Otis McDaniel

Personal information
- Nationality: United States
- Born: June 30, 1986 (age 40) Sacramento, California, U.S.
- Height: 6 ft 0 in (1.83 m)
- Weight: 185 lb (84 kg)

Sport
- Sport: Running
- Events: 100 meters, 200 meters

Achievements and titles
- Personal bests: 100 m: 10.24 s (Nivelles 2010) 200 m: 20.35 s (Provo 2006)

Medal record
Men's athletics
Representing United States
Pan American Junior Championships
| Gold medal – first place | 2005 Windsor | 200 m |
| Gold medal – first place | 2005 Windsor | 4×100 m relay |
NACAC Under-23 Championships
| Gold medal – first place | 2006 Santo Domingo | 200 m |

= Otis McDaniel =

American sprinter (born 1986)

Otis Gene McDaniel III (born June 30, 1986) is an American sprinter who specializes in the 100 and 200 meters.

He won two gold medals at the 2005 Pan American Junior Athletics Championships, in the 200 meters and 4×100 meters relay.

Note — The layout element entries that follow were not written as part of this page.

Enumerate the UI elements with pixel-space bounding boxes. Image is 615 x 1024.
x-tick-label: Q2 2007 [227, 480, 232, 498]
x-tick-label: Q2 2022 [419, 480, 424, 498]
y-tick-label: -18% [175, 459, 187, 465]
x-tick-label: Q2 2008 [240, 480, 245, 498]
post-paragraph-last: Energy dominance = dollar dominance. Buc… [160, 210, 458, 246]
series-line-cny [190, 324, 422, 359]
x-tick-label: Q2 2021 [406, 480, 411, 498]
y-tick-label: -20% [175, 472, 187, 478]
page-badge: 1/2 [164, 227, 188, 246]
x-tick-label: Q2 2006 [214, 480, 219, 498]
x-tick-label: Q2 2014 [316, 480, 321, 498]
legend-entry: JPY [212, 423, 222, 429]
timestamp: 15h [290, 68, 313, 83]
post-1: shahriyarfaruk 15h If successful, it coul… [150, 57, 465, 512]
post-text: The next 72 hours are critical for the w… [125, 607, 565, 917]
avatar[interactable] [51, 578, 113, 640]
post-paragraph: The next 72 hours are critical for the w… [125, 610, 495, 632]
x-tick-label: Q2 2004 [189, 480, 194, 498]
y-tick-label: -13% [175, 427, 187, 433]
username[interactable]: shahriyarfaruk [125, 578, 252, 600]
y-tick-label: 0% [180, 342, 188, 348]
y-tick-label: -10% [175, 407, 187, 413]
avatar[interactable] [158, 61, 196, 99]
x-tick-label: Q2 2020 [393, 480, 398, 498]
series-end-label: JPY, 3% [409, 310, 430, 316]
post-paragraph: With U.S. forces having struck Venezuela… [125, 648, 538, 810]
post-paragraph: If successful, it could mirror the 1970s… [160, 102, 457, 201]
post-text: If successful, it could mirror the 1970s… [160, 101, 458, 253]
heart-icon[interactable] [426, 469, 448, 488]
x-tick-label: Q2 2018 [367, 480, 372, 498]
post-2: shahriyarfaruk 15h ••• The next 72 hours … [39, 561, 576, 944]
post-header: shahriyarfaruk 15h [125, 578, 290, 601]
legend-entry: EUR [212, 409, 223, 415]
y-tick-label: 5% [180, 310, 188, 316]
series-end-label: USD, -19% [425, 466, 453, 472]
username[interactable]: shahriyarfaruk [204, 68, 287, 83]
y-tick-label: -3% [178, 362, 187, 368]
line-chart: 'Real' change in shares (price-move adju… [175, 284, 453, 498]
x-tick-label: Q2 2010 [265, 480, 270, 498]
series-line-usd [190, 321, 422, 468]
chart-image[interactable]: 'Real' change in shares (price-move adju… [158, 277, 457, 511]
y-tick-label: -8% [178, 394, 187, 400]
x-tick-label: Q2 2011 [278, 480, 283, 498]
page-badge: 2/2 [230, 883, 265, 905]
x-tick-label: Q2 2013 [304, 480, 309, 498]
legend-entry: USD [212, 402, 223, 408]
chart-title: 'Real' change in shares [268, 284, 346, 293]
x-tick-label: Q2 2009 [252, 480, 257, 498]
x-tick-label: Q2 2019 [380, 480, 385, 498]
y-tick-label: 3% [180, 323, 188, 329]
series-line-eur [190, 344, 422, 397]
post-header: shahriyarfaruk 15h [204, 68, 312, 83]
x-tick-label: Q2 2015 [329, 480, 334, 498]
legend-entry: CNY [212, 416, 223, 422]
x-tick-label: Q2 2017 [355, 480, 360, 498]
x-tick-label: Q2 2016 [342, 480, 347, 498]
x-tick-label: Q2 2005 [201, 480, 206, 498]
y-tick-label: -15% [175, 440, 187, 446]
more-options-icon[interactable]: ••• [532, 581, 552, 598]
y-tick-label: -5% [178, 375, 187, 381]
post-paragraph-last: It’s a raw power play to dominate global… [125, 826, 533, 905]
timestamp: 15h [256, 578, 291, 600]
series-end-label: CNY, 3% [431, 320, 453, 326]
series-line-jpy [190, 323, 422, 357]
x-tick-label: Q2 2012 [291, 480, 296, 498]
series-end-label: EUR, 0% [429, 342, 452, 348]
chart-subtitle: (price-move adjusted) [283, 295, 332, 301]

A native of San Antonio, Texas, he attended William Howard Taft High School, where he was an All-American wide receiver. He committed to Texas Christian University on a football scholarship.

McDaniel was an All-American sprinter for the TCU Horned Frogs track and field team, finishing 4th in the 4 × 100 meters relay at the 2006 NCAA Division I Outdoor Track and Field Championships. In the fall of 2008, McDaniel broke a bone in his foot by stepping on the rail of the track during practice.